Deux fois l’an, le plateau s’anime et retrouve ses pulsions passées. Au printemps, pour fêter une journée touristique au cours de laquelle sont exaltés le passé et l’héritage numide de la région, et en automne, pour célébrer la “zerda de Sidi Abdeljawad”, fête annuelle du saint patron local dont le mausolée est le dernier espace en service sur le plateau. Ce sont alors les grandes réjouissances des “Ouled Boughanem”, tribu à cheval sur la frontière tuniso-algérienne, laquelle, au demeurant, est parfaitement visible depuis la Table.

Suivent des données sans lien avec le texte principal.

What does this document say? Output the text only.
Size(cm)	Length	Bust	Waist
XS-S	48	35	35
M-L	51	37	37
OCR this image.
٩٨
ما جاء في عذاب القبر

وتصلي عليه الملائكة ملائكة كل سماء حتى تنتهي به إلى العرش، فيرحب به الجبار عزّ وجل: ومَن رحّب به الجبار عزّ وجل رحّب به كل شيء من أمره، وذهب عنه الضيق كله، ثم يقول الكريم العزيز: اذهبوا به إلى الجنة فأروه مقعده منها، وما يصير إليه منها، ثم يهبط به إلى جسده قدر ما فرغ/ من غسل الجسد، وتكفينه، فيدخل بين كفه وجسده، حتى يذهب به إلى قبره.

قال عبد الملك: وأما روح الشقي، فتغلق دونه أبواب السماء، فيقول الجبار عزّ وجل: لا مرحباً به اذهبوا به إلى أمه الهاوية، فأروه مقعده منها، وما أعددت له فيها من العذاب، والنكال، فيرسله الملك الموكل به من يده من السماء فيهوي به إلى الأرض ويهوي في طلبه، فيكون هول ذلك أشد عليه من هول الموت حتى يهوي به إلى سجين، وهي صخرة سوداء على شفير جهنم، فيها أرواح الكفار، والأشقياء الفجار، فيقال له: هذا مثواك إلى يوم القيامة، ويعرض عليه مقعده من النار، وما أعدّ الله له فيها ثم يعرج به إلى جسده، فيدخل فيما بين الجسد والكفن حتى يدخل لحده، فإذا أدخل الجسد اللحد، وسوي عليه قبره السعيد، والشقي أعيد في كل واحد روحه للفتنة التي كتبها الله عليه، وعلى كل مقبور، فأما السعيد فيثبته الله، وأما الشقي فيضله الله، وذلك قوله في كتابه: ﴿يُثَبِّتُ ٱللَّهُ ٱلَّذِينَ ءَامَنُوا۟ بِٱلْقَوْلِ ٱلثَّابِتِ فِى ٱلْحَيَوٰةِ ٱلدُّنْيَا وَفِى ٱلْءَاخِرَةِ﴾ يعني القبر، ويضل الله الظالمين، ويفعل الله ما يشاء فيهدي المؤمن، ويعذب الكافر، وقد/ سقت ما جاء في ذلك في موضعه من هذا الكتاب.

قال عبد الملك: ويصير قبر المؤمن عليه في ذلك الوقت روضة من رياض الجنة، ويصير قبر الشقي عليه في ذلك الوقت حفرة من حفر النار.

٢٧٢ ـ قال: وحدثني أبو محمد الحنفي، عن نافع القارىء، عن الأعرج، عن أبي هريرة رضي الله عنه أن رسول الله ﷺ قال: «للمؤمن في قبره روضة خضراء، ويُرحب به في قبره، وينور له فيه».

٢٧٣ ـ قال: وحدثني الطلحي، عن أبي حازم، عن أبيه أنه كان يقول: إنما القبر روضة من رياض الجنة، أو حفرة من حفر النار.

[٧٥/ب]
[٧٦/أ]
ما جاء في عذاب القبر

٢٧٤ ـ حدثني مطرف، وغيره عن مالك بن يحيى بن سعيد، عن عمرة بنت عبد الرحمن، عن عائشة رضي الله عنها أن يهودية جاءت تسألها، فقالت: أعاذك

Au pied de la Table, l’œil averti repère sans peine  les traces du présumé camp des légionnaires ayant assiégé les mutins numides. On reconnaît également des restes d’habitations anciennes, deux caveaux funéraires protohistoriques (les fameux haouanets) taillés dans d’immenses blocs rocheux et que les habitants de la région appellent bît l’aroûs et “bît l’aroussa”, chambres « nuptiales » pour le mari et son épouse, lesquels sont effectivement conduits dans ces caveaux le jour de leur mariage pour un rite ancestral. On trouve encore parmi les éboulis des sépultures dolméniques collectives de forme circulaire, ainsi que les fameuses escargotières, tumuli de cendres, d’éclats de silex, de coquilles d’escargots, des déchets domestiques et « industriels » accumulés au cours de la préhistoire dans le voisinage des cavernes et des campements.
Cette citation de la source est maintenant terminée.